Firefly Aerospace’s Blue Ghost Lander closed on the Moon on Saturday, of course, for an automated nail decrease until a Sunday touch at the beginning of Sunday, the first of three lands in the Robotic Moon Landers private sector to reach its goal after launching earlier this year.
The Blue Ghost Lunar Lander spent a month orbiting the Earth after the launch on top of a falcon rocket 9 in JanuaryGiving Firefly flight controllers in Austin, Texas, a long time to activate and test their useful science systems and loads before directing to the Moon.
Firefly Aerospace
Once there, the spacecraft spent 16 days in lunar orbit perfecting its trajectory and a spectacular vision of the Earth from 240,000 miles away.
Now, after multiple disparates of propulsion to reach the planned descent orbit, the 6.6 -feet -high spacecraft is arranged in a drop powered by rockets on the surface. The Touchdown to Mother Crisium (The Sea of the Crisis) is expected at about 3:34 am, near an old volcanic feature called Mons Latreille.
It is expected that landing in solar feeding will work during a full lunar day or 14 days of the Earth. If all goes well, it can continue to work in the power of the battery for a few hours in the dark lunar night before being silent finally.
Firefly’s CEO, Jason Kim, said that Blue Ghost is the latest example of commercial technology provided by the private sector, « actually reducing the cost and accessibility of systems (space). »
« Once in a blue moon a long time ago, this type of lunar land took billions of dollars and countries behind (they) to land on the moon, » he said in a previous interview with CBS News.
« This is a Firefly Aerospace that will put on the moon on cost fractions in a fixed price contract and do so with the most recent commercial technology, » he said. « Like Simone Biles, we attached land to the Olympic Games, we will do the same for the state of Texas, for America and for the world. »
NASA paid Firefly Aerospace $ 101 million to transport 10 agencies sponsored science instruments, built at a cost of $ 44 million, on the Moon as part of the Agency’s Lunar Luminent Commercial Initiative (CLPS).
The CLPS program aims to encourage the private industry to launch useful loads of the Moon Agency to collect science and engineering data needed before Artemis astronauts begin to work on the surface near the Lunar South Pole at the end of the decade.
Firefly Aerospace
« One of these days, we will arrive in terms of the commercial aspects of the moon, » Kim said. « There will be many business plans that will be self -sufficient and increasing.

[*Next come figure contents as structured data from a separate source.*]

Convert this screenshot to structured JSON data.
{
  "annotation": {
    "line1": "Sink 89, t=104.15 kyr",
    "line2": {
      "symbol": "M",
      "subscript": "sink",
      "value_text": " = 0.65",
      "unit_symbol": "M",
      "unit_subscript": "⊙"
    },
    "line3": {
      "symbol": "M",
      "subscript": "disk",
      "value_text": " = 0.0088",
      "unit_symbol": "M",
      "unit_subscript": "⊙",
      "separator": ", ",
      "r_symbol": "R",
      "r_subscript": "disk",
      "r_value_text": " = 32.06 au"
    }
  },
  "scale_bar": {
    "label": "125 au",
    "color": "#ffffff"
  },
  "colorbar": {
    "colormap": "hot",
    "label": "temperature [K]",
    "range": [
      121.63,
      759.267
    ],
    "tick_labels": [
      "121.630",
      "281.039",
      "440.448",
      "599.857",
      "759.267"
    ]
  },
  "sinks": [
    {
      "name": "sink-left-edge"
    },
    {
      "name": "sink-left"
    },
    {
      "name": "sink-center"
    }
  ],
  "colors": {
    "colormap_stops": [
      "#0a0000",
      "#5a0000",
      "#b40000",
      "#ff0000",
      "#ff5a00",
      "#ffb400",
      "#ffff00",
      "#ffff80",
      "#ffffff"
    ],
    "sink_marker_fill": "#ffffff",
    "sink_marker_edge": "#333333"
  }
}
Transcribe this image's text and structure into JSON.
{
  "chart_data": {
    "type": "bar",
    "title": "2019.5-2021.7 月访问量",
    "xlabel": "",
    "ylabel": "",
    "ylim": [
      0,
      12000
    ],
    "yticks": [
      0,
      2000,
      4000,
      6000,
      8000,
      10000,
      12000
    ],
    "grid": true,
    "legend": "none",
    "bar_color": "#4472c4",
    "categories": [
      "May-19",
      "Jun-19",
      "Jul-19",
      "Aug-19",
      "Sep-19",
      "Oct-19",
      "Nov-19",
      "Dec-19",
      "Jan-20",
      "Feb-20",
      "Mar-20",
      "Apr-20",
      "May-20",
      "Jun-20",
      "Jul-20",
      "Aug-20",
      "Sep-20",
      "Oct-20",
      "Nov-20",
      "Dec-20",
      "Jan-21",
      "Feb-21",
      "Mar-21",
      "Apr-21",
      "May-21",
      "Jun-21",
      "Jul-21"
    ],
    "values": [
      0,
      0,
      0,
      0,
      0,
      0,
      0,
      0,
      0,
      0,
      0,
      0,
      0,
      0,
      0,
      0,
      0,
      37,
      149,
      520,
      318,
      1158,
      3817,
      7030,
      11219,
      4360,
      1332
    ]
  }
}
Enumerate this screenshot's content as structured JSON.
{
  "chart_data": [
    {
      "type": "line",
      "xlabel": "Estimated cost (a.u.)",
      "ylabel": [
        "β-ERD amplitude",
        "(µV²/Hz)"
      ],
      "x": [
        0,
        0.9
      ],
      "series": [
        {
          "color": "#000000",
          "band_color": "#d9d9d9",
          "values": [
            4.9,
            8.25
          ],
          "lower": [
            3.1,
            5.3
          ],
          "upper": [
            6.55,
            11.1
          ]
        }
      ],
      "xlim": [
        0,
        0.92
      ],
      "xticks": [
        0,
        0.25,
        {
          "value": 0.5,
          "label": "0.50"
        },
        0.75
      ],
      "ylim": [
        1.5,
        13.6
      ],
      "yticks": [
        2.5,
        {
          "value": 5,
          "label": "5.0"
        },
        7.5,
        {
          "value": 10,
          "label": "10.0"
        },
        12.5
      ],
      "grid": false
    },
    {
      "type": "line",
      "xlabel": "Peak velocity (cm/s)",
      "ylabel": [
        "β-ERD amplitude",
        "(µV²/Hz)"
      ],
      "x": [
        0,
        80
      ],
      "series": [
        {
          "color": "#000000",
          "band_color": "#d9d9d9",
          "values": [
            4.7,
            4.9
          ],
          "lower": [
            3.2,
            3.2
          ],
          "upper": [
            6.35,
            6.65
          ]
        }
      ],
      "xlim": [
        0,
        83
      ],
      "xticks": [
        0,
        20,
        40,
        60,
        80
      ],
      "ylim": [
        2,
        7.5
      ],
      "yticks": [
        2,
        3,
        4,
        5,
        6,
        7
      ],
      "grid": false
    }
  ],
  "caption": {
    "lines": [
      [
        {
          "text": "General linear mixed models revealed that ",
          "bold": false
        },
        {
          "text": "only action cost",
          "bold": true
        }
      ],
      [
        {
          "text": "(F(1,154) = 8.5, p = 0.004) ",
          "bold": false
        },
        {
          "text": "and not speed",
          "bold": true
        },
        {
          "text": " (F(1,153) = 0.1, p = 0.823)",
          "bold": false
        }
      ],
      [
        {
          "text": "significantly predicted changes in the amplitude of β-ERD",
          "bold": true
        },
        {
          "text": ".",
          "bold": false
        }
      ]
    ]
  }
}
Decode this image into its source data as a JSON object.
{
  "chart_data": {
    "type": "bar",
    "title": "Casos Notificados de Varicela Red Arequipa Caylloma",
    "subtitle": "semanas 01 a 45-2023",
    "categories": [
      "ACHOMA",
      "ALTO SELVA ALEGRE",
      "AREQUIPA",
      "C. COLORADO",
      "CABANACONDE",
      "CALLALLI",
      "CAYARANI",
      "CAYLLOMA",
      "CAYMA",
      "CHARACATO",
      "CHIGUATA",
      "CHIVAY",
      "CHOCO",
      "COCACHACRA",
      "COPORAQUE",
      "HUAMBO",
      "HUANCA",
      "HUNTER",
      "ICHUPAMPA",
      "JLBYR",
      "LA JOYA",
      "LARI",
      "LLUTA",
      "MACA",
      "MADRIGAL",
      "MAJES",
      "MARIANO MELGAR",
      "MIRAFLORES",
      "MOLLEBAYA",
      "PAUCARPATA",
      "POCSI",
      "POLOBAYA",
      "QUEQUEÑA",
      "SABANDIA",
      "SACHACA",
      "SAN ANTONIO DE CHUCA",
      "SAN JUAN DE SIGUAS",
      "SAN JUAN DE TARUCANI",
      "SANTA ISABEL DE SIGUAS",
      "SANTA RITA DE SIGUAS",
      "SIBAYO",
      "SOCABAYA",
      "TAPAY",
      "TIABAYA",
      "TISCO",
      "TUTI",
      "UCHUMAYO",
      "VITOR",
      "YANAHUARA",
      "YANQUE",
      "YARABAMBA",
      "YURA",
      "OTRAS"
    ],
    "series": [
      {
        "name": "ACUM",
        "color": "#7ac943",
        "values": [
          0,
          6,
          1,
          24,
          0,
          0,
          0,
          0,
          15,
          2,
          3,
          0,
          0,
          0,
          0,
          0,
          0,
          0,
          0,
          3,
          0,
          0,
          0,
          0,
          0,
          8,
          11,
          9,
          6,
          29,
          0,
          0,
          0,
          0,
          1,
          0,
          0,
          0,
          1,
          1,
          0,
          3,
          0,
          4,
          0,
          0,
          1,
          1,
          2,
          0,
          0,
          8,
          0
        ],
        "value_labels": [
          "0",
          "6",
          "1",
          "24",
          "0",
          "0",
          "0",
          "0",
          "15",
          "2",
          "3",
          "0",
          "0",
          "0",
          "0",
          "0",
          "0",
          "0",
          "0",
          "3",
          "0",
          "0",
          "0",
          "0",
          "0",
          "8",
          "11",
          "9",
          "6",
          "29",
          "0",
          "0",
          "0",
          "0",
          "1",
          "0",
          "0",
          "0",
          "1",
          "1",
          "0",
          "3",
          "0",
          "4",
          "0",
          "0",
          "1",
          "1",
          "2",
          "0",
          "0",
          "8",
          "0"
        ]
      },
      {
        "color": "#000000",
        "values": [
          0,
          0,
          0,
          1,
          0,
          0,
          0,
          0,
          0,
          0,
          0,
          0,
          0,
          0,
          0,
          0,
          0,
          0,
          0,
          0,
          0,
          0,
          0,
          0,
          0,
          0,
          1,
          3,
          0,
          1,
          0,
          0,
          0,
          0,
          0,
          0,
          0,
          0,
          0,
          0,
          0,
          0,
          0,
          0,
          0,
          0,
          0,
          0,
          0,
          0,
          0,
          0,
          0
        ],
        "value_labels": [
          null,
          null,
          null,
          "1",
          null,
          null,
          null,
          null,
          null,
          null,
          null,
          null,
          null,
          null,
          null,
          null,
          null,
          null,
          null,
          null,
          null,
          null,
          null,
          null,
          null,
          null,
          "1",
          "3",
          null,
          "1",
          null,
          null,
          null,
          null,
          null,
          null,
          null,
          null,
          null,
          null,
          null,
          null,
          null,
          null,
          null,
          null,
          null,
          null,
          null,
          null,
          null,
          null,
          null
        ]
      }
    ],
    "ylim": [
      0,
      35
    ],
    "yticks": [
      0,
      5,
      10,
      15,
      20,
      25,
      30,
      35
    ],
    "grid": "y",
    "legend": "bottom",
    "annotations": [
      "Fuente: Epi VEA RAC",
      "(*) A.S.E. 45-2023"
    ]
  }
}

It is an excellent location to try new missions to keep life in space, and it is also a step for Mars. »
Sharing a walk in space with Blue Ghost on board the same Falcon 9 rocket was another Moon Lander, a spacecraft called « Resilience » that was built by Ispace based in Tokyo. The company sent another landing to the Moon last year, but it crashed to the surface after being left without fuel due to a software problem.
For Ispace’s second attempt, the resilience called properly took a long way of low energy on the Moon and is expected to make its landing attempt in May.
Another lander lunar, built by Intuitive Machines based in Houston and known as Athena, launched last Wednesday For another Falcon 9 and it is expected that it will be touched on the Moon on March 6.
Athena was also largely funded by the NASA Clps program, which agreed to pay $ 62.5 million to bring a sophisticated spectrometer and a mass spectrometer to the Moon.
NASA granted Nokia a « investment point » contract of $ 15 million to test cell communications on the Moon and another $ 41 million to intuitive machines for a « hopper » powered by rockets that will jump on a shaded crater permanently in search of ice deposits.
The Firefly Lander carries 10 instruments, including the cameras, a drill for the surface below the spacecraft, a computer that tolerates radiation, a equipment that will try to remove GPS navigation signals, an experiment to learn more about lunar dust management and a to control the dust dispersion that gave the dust by rock engines.
« One of the basic purposes of the Clps with NASA program is to be a precursor of Artemis, who obviously sends humans to the moon, » said Ray Alnsworth, director of Firefly’s programs programs.
« So our useful loads are collecting data, so we can find out what it feels on the lunar surface, to operate on the lunar surface?